Вымыли руки, вернулись в зал и опять откинулись в креслах, изучая друг друга. Наконец подошел Аполлинарий Макарович и, по-прежнему игнорируя Сашу, почтительно положил перед Семенычем увесистый пакет.
– Прошу вас, Михаил Семенович.
– Благодарю, – Семеныч кивнул Аполлинарию Макаровичу, и тот достойно удалился. – Давай перо.
Саша небрежно швырнул на стол нож и притянул к себе пакет.
– Все? – спросил Семеныч. – Ну, тогда я пойду?
Саша с трудом загнал пачку в задний карман бриджей и ответил благодушно:
– Ты же водки предлагал выпить. Вот теперь в самый раз.
Из ресторана они вышли в обнимку. Размягченный водкой, Семеныч признался:
– Вот ограбил ты меня, Сашок, а все равно я тебя люблю. Нравишься ты мне, потому что хорошо ограбил, весело.
– Я все хорошо делаю, – согласился Саша, отпустил Семенычевы плечи, шагнул на проезжую часть улицы Горького и поднял руку: от Охотного ряда шел грузовик. Могучий «додж» затормозил рядом. Саша открыл дверцу, рассмотрел у водителя погоны: – До Сокола подкинешь, сержант?
– Садитесь.
Саша взобрался в высокую кабину и перед тем, как захлопнуть дверцу, обратился к одинокому Семенычу:
– До свидания, старичок!
У Шебашевского он сошел. Темень стояла в переулке. Саша держался ближе к заборам безмолвных домиков и уверенно шагал знакомой с детства дорогой.

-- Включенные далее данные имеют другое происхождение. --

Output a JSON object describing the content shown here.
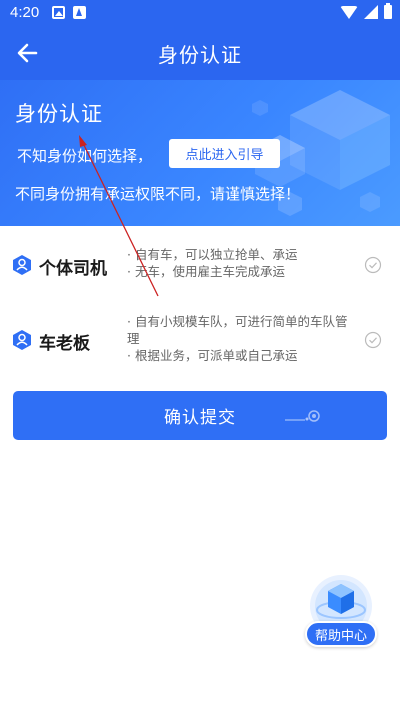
{
  "status_bar": {
    "time": "4:20"
  },
  "nav": {
    "title": "身份认证",
    "back_icon": "arrow-left-icon"
  },
  "banner": {
    "title": "身份认证",
    "question": "不知身份如何选择，",
    "guide_button": "点此进入引导",
    "note": "不同身份拥有承运权限不同，请谨慎选择！"
  },
  "roles": [
    {
      "name": "个体司机",
      "icon": "driver-user-icon",
      "desc": [
        "· 自有车，可以独立抢单、承运",
        "· 无车，使用雇主车完成承运"
      ]
    },
    {
      "name": "车老板",
      "icon": "boss-user-icon",
      "desc": [
        "· 自有小规模车队，可进行简单的车队管理",
        "· 根据业务，可派单或自己承运"
      ]
    }
  ],
  "submit": {
    "label": "确认提交"
  },
  "help": {
    "label": "帮助中心"
  },
  "colors": {
    "primary": "#2b66f0",
    "banner_light": "#4b9bff",
    "annotation": "#cc2222"
  }
}
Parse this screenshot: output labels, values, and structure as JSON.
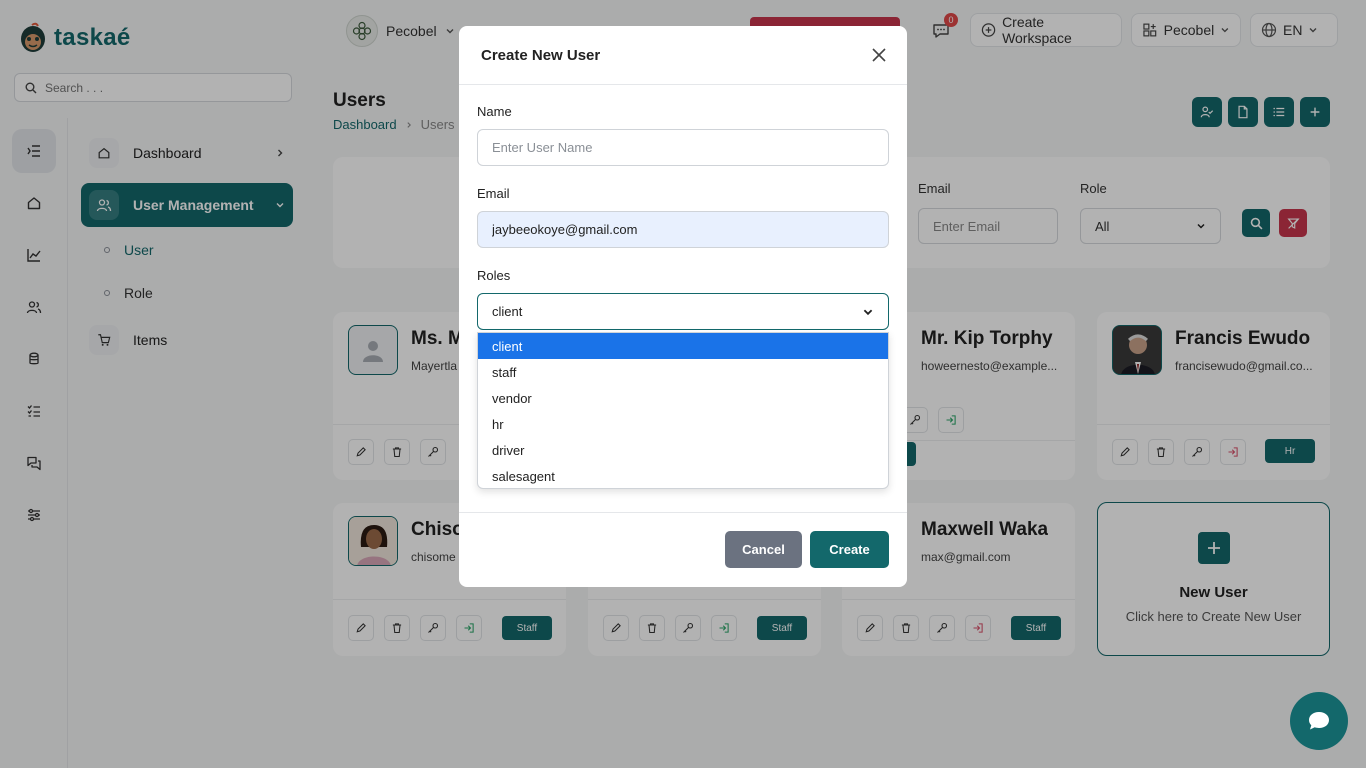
{
  "app": {
    "name": "taskaé"
  },
  "search": {
    "placeholder": "Search . . ."
  },
  "topbar": {
    "workspace": "Pecobel",
    "notifications_count": "0",
    "create_workspace": "Create Workspace",
    "org": "Pecobel",
    "language": "EN"
  },
  "sidebar": {
    "items": [
      {
        "label": "Dashboard"
      },
      {
        "label": "User Management"
      },
      {
        "label": "Items"
      }
    ],
    "sub_items": [
      {
        "label": "User"
      },
      {
        "label": "Role"
      }
    ]
  },
  "page": {
    "title": "Users",
    "breadcrumb": [
      "Dashboard",
      "Users"
    ]
  },
  "filters": {
    "email_label": "Email",
    "email_placeholder": "Enter Email",
    "role_label": "Role",
    "role_value": "All"
  },
  "users": [
    {
      "name": "Ms. M",
      "email": "Mayertla",
      "role": ""
    },
    {
      "name": "Mr. Kip Torphy",
      "email": "howeernesto@example...",
      "role": ""
    },
    {
      "name": "Francis Ewudo",
      "email": "francisewudo@gmail.co...",
      "role": "Hr"
    },
    {
      "name": "Chiso",
      "email": "chisome",
      "role": "Staff"
    },
    {
      "name": "",
      "email": "",
      "role": "Staff"
    },
    {
      "name": "Maxwell Waka",
      "email": "max@gmail.com",
      "role": "Staff"
    }
  ],
  "new_user_card": {
    "title": "New User",
    "subtitle": "Click here to Create New User"
  },
  "modal": {
    "title": "Create New User",
    "name_label": "Name",
    "name_placeholder": "Enter User Name",
    "email_label": "Email",
    "email_value": "jaybeeokoye@gmail.com",
    "roles_label": "Roles",
    "roles_selected": "client",
    "role_options": [
      "client",
      "staff",
      "vendor",
      "hr",
      "driver",
      "salesagent"
    ],
    "cancel_label": "Cancel",
    "create_label": "Create"
  },
  "colors": {
    "primary": "#13686b",
    "danger": "#c8364c",
    "selected_option": "#1a73e8",
    "cancel": "#6b7280"
  }
}
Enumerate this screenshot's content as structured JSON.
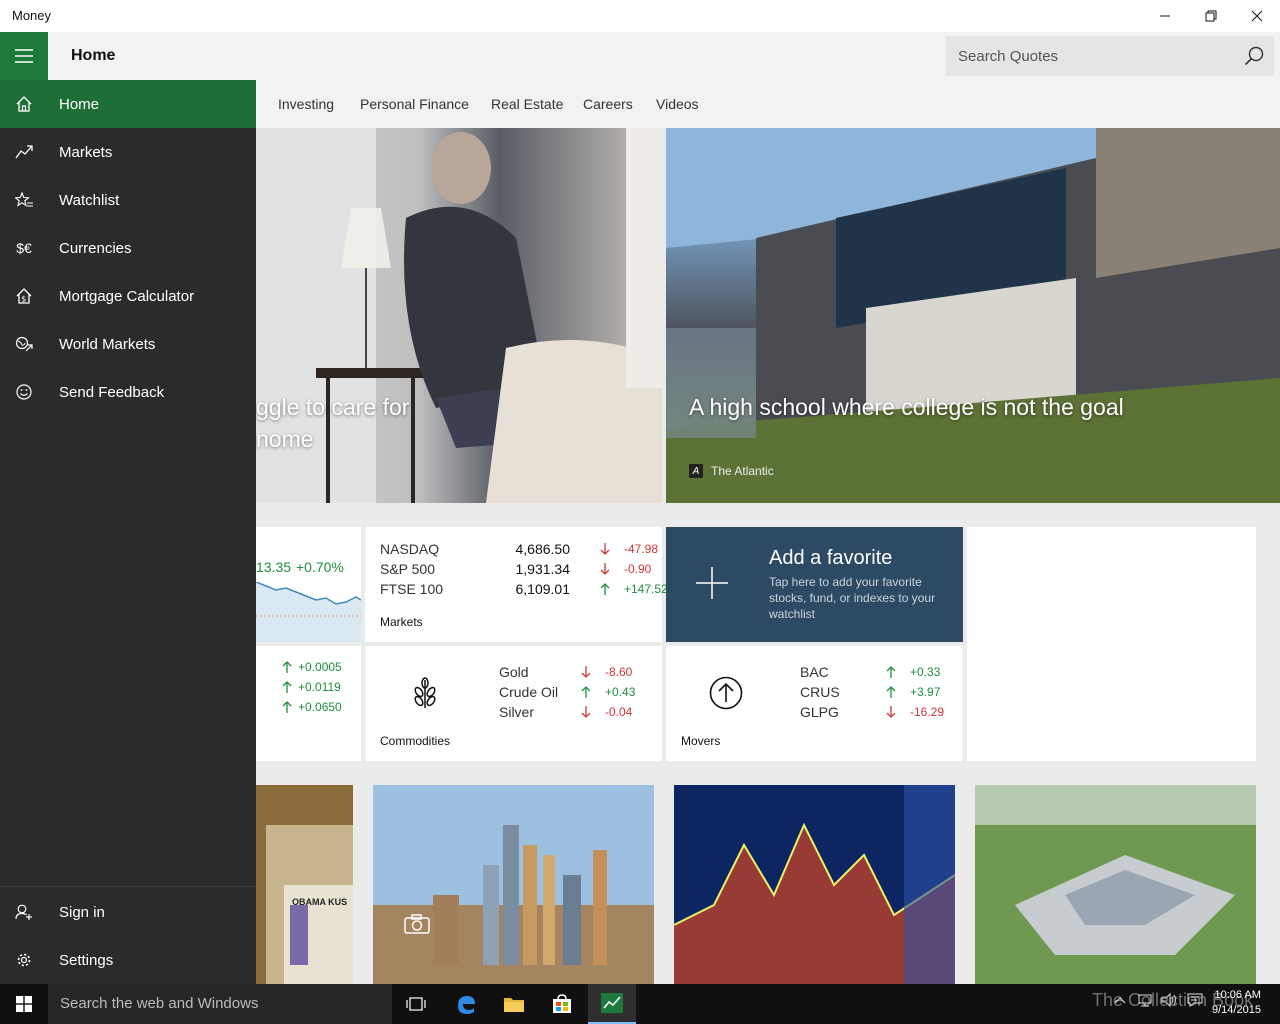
{
  "window": {
    "title": "Money"
  },
  "header": {
    "page_title": "Home",
    "search_placeholder": "Search Quotes"
  },
  "tabs": [
    "Investing",
    "Personal Finance",
    "Real Estate",
    "Careers",
    "Videos"
  ],
  "hero": {
    "left_headline_line1": "ggle to care for",
    "left_headline_line2": "nome",
    "right_headline": "A high school where college is not the goal",
    "right_source": "The Atlantic",
    "right_source_logo": "A"
  },
  "index_tile": {
    "value": "13.35",
    "change": "+0.70%"
  },
  "markets": {
    "label": "Markets",
    "rows": [
      {
        "name": "NASDAQ",
        "value": "4,686.50",
        "change": "-47.98",
        "dir": "down"
      },
      {
        "name": "S&P 500",
        "value": "1,931.34",
        "change": "-0.90",
        "dir": "down"
      },
      {
        "name": "FTSE 100",
        "value": "6,109.01",
        "change": "+147.52",
        "dir": "up"
      }
    ]
  },
  "add_favorite": {
    "title": "Add a favorite",
    "description": "Tap here to add your favorite stocks, fund, or indexes to your watchlist"
  },
  "currencies_tile": {
    "changes": [
      "+0.0005",
      "+0.0119",
      "+0.0650"
    ]
  },
  "commodities": {
    "label": "Commodities",
    "rows": [
      {
        "name": "Gold",
        "change": "-8.60",
        "dir": "down"
      },
      {
        "name": "Crude Oil",
        "change": "+0.43",
        "dir": "up"
      },
      {
        "name": "Silver",
        "change": "-0.04",
        "dir": "down"
      }
    ]
  },
  "movers": {
    "label": "Movers",
    "rows": [
      {
        "name": "BAC",
        "change": "+0.33",
        "dir": "up"
      },
      {
        "name": "CRUS",
        "change": "+3.97",
        "dir": "up"
      },
      {
        "name": "GLPG",
        "change": "-16.29",
        "dir": "down"
      }
    ]
  },
  "news_jar_text": "OBAMA KUS",
  "sidebar": {
    "items": [
      {
        "label": "Home",
        "icon": "home-icon"
      },
      {
        "label": "Markets",
        "icon": "chart-icon"
      },
      {
        "label": "Watchlist",
        "icon": "star-list-icon"
      },
      {
        "label": "Currencies",
        "icon": "currency-icon",
        "glyph": "$€"
      },
      {
        "label": "Mortgage Calculator",
        "icon": "house-dollar-icon"
      },
      {
        "label": "World Markets",
        "icon": "globe-icon"
      },
      {
        "label": "Send Feedback",
        "icon": "smiley-icon"
      }
    ],
    "bottom": [
      {
        "label": "Sign in",
        "icon": "person-add-icon"
      },
      {
        "label": "Settings",
        "icon": "gear-icon"
      }
    ]
  },
  "taskbar": {
    "search_text": "Search the web and Windows",
    "watermark": "The Collection Book",
    "time": "10:06 AM",
    "date": "9/14/2015"
  },
  "colors": {
    "accent": "#1e7a3c",
    "up": "#1e8f3c",
    "down": "#d0343a",
    "tile_dark": "#2d4a64"
  }
}
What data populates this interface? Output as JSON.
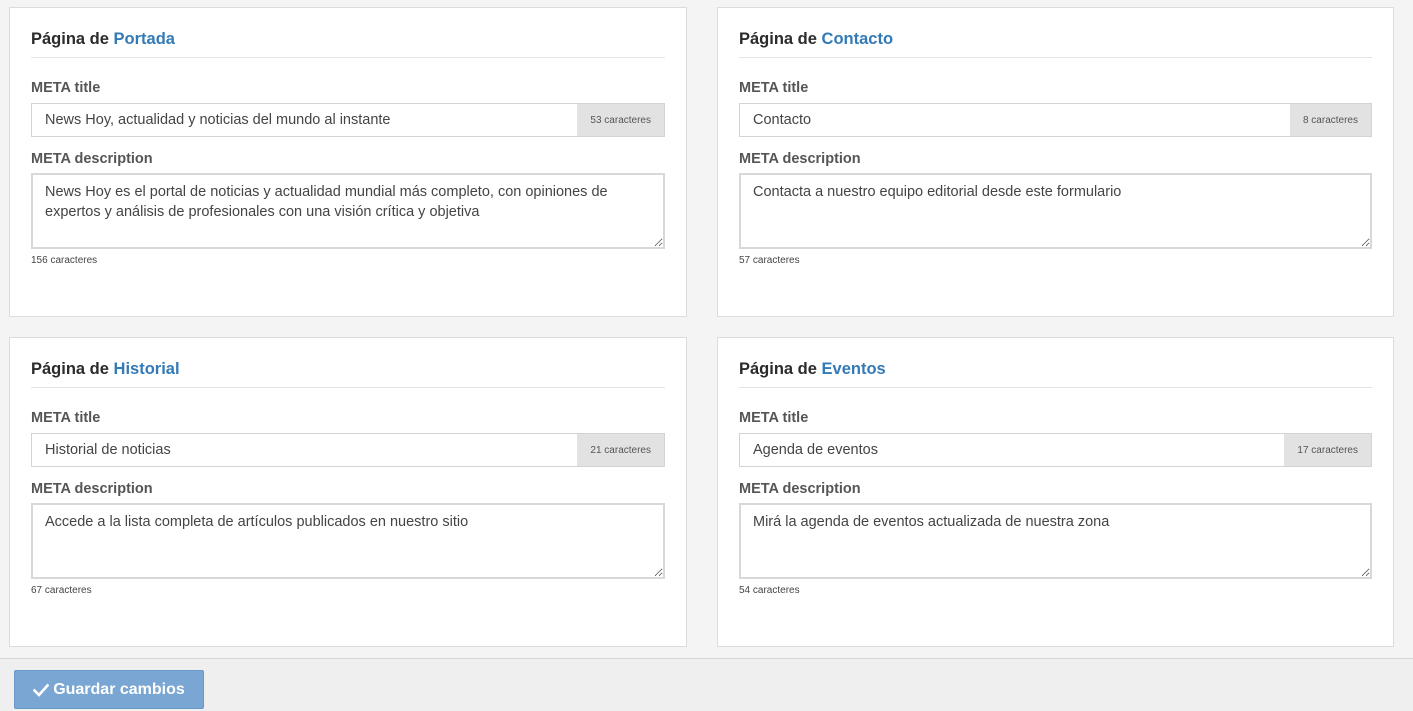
{
  "pages": [
    {
      "prefix": "Página de",
      "name": "Portada",
      "meta_title_label": "META title",
      "meta_title_value": "News Hoy, actualidad y noticias del mundo al instante",
      "meta_title_count": "53 caracteres",
      "meta_description_label": "META description",
      "meta_description_value": "News Hoy es el portal de noticias y actualidad mundial más completo, con opiniones de expertos y análisis de profesionales con una visión crítica y objetiva",
      "meta_description_count": "156 caracteres"
    },
    {
      "prefix": "Página de",
      "name": "Contacto",
      "meta_title_label": "META title",
      "meta_title_value": "Contacto",
      "meta_title_count": "8 caracteres",
      "meta_description_label": "META description",
      "meta_description_value": "Contacta a nuestro equipo editorial desde este formulario",
      "meta_description_count": "57 caracteres"
    },
    {
      "prefix": "Página de",
      "name": "Historial",
      "meta_title_label": "META title",
      "meta_title_value": "Historial de noticias",
      "meta_title_count": "21 caracteres",
      "meta_description_label": "META description",
      "meta_description_value": "Accede a la lista completa de artículos publicados en nuestro sitio",
      "meta_description_count": "67 caracteres"
    },
    {
      "prefix": "Página de",
      "name": "Eventos",
      "meta_title_label": "META title",
      "meta_title_value": "Agenda de eventos",
      "meta_title_count": "17 caracteres",
      "meta_description_label": "META description",
      "meta_description_value": "Mirá la agenda de eventos actualizada de nuestra zona",
      "meta_description_count": "54 caracteres"
    }
  ],
  "footer": {
    "save_label": "Guardar cambios",
    "save_icon": "check-icon"
  },
  "colors": {
    "accent": "#337ab7",
    "save_button": "#7aa6d3"
  }
}
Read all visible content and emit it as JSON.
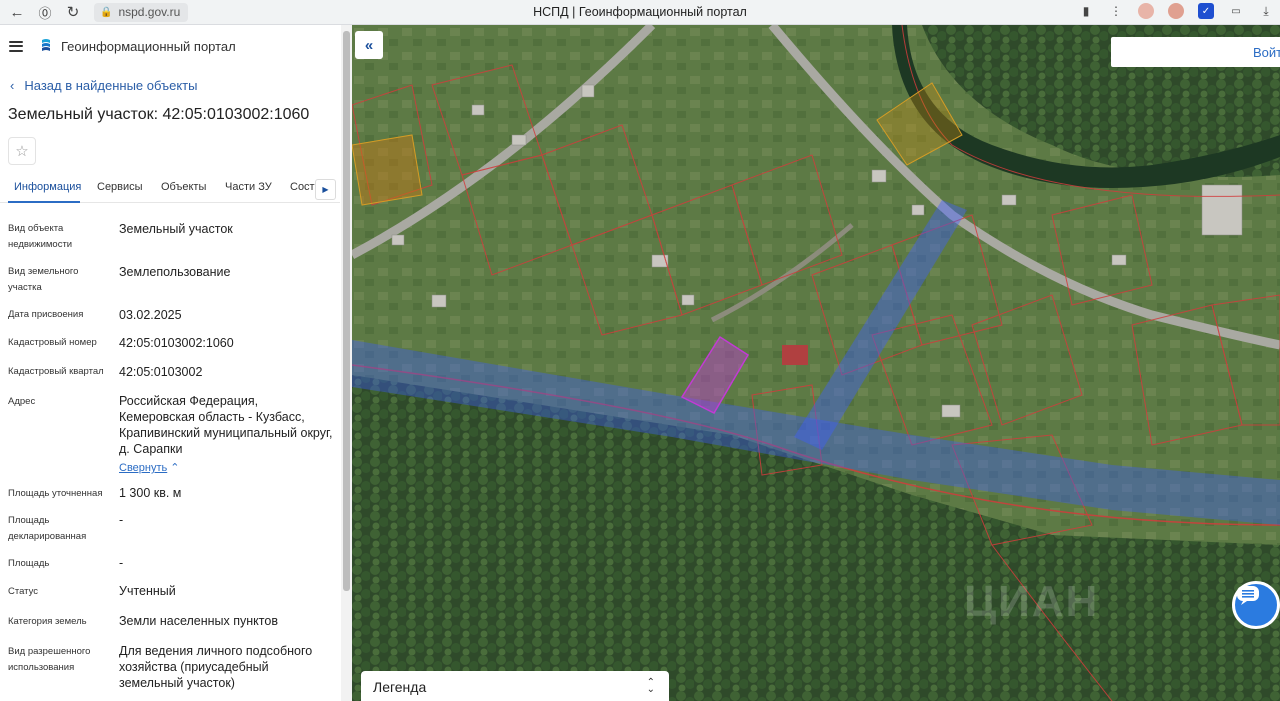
{
  "browser": {
    "url": "nspd.gov.ru",
    "tab_title": "НСПД | Геоинформационный портал"
  },
  "panel": {
    "portal_name": "Геоинформационный портал",
    "back_label": "Назад в найденные объекты",
    "parcel_title": "Земельный участок: 42:05:0103002:1060",
    "tabs": [
      "Информация",
      "Сервисы",
      "Объекты",
      "Части ЗУ",
      "Соста"
    ],
    "active_tab": "Информация",
    "properties": [
      {
        "label": "Вид объекта недвижимости",
        "value": "Земельный участок"
      },
      {
        "label": "Вид земельного участка",
        "value": "Землепользование"
      },
      {
        "label": "Дата присвоения",
        "value": "03.02.2025"
      },
      {
        "label": "Кадастровый номер",
        "value": "42:05:0103002:1060"
      },
      {
        "label": "Кадастровый квартал",
        "value": "42:05:0103002"
      },
      {
        "label": "Адрес",
        "value": "Российская Федерация, Кемеровская область - Кузбасс, Крапивинский муниципальный округ, д. Сарапки"
      },
      {
        "label": "Площадь уточненная",
        "value": "1 300 кв. м"
      },
      {
        "label": "Площадь декларированная",
        "value": "-"
      },
      {
        "label": "Площадь",
        "value": "-"
      },
      {
        "label": "Статус",
        "value": "Учтенный"
      },
      {
        "label": "Категория земель",
        "value": "Земли населенных пунктов"
      },
      {
        "label": "Вид разрешенного использования",
        "value": "Для ведения личного подсобного хозяйства (приусадебный земельный участок)"
      }
    ],
    "collapse_label": "Свернуть"
  },
  "map": {
    "login_label": "Войт",
    "legend_label": "Легенда",
    "watermark": "ЦИАН"
  },
  "colors": {
    "accent": "#2b6cc4",
    "selected_parcel": "#c23bd4",
    "zone_overlay": "#3d5cff",
    "parcel_border": "#d23c3c"
  },
  "icons": [
    "back-icon",
    "forward-icon",
    "reload-icon",
    "lock-icon",
    "bookmark-icon",
    "menu-icon",
    "star-icon",
    "chevron-left-icon",
    "chevron-right-icon",
    "double-chevron-left-icon",
    "chat-icon",
    "expand-icon"
  ]
}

Сзади негромко зашумел автомобильный мотор. Саша обернулся. От Ленинградского шоссе, мирно светя кошачьими зрачками прорезей в затемненных фарах, небыстро догоняла его полуторка. Саша остановился, чтобы проводить взглядом машину, но полуторка вдруг дико взревела и, резко выворачиваясь, ринулась прямо на него.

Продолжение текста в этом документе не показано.